Archive for July, 2007

Comments Are Welcome

Friday, July 20th, 2007

I assumed it was self-evident but it now occurs to me that I ought to mention that you can contribute to this web site by adding comments to any of the postings. At the bottom of each announcement is a link that you can use to add your own two cents. We are always interested in hearing from our clients and site visitors.


Think Before You Drink!

Tuesday, July 17th, 2007

This is early warning. Starting sometime in the near future we are going to stop selling bottled water at our studio. I have always been uncomfortable selling bottled water but have considered it a necessity. I no longer believe that. Municipal tap water is actually more highly regulated than bottled water and much bottled water turns out to be nothing more than filtered tap water. Bottled water has become a gigantic industry with many harmful effects on the environment.

Americans went through about 50 billion plastic water bottles last year, 167 for each person. Durable, lightweight containers manufactured just to be discarded. Water bottles are made of totally recyclable polyethylene terephthalate (PET) plastic, so we share responsibility for their impact: Our recycling rate for PET is only 23%, which means we pitch into landfills 38 billion water bottles a year–more than $1 billion worth of plastic.

If you’re like me, you started drinking bottled water largely due to health concerns about the quality of tap water but those fears are unfounded. Bottled water isn’t usually any different or better than tap water.

We buy bottled water because we think it’s healthy. Which it is, of course: Every 12-year-old who buys a bottle of water from a vending machine instead of a 16-ounce Coke is inarguably making a healthier choice. But bottled water isn’t healthier, or safer, than tap water. Indeed, while the United States is the single biggest consumer in the world’s $50 billion bottled-water market, it is the only one of the top four–the others are Brazil, China, and Mexico–that has universally reliable tap water. Tap water in this country, with rare exceptions, is impressively safe. It is monitored constantly, and the test results made public.

Also consider

24% of the bottled water we buy is tap water repackaged by Coke and Pepsi.
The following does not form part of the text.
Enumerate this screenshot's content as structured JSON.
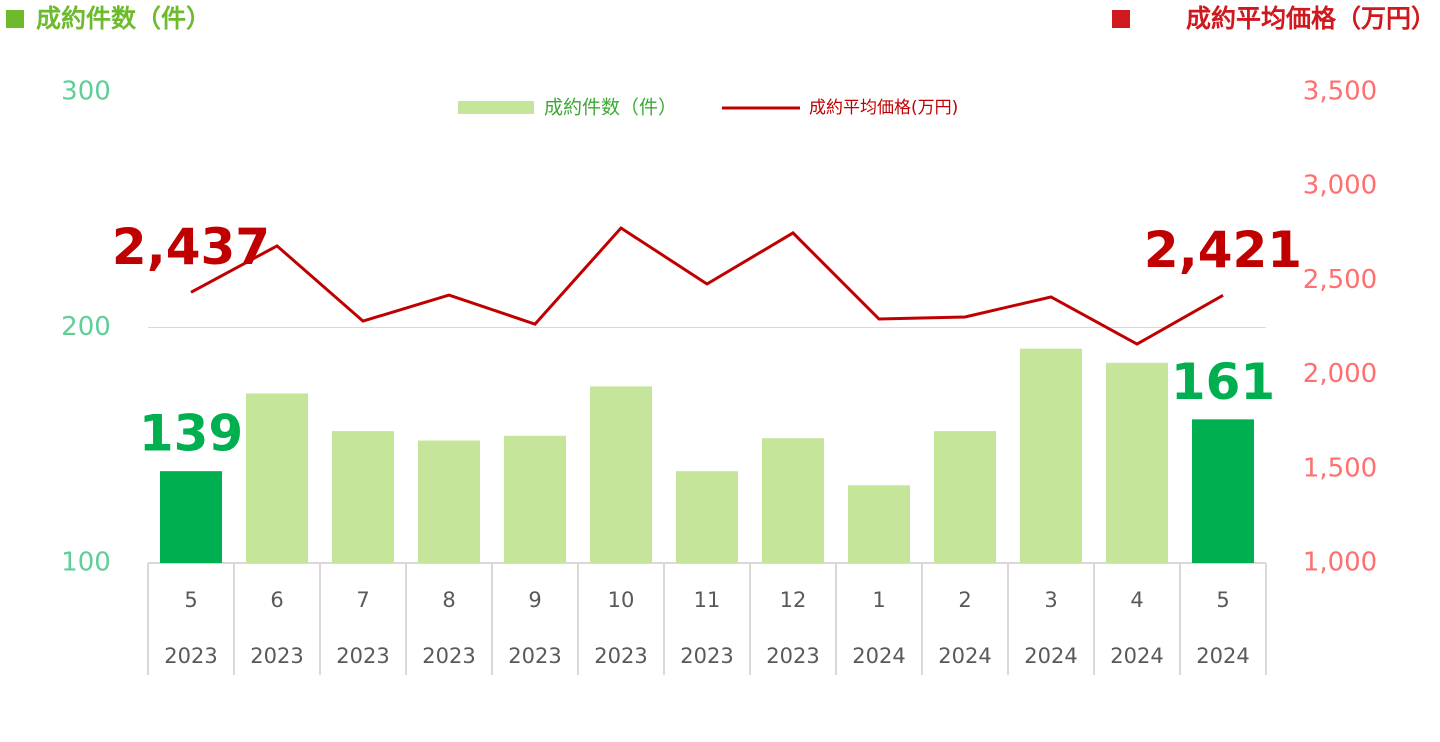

Bottled water may seem relatively inexpensive compared to other bottled drinks like juice and soda but it’s outrageously expensive compared to tap.

And for this healthy convenience, we’re paying what amounts to an unbelievable premium. You can buy a half- liter Evian for $1.35–17 ounces of water imported from France for pocket change. That water seems cheap, but only because we aren’t paying attention.

In San Francisco, the municipal water comes from inside Yosemite National Park. It’s so good the EPA doesn’t require San Francisco to filter it. If you bought and drank a bottle of Evian, you could refill that bottle once a day for 10 years, 5 months, and 21 days with San Francisco tap water before that water would cost $1.35. Put another way, if the water we use at home cost what even cheap bottled water costs, our monthly water bills would run $9,000.

These quotes are taken from a lengthy Fast Company article called Message in a Bottle. It largely looks at the issue in economic terms but it also highlights some of the human costs of the bottled water industry.

…in Fiji, a state-of-the-art factory spins out more than a million bottles a day of the hippest bottled water on the U.S. market today, while more than half the people in Fiji do not have safe, reliable drinking water. Which means it is easier for the typical American in Beverly Hills or Baltimore to get a drink of safe, pure, refreshing Fiji water than it is for most people in Fiji.

The author almost sounds like he’s writing for an environmental magazine instead of a business magazine.

Bottled water is not a sin. But it is a choice.

Before we discontinue the sale of bottled water we need to do two things. First is to find an inexpensive source for reusable bottles to accommodate people who come unprepared. The SIGG bottles we sell are great but we don’t want to make you purchase a $15 product just because you were running late and may have left your reusable bottle at home or in the car. I’m looking for something that we will be able to sell for only a couple bucks. The second thing we need to do is replace at least one of the bathroom faucets with something that will allow you to easily refill your bottles. Until then, please don’t purchase bottled water from us unless you absolutely have to and, if you do, please reuse and recycle your disposable water bottles.

[update - we have a filtered water fountain in the yoga room, we found a source for inexpensive re-usable bottles and changed the faucet in one of the bathrooms (not filtered). Cheers.]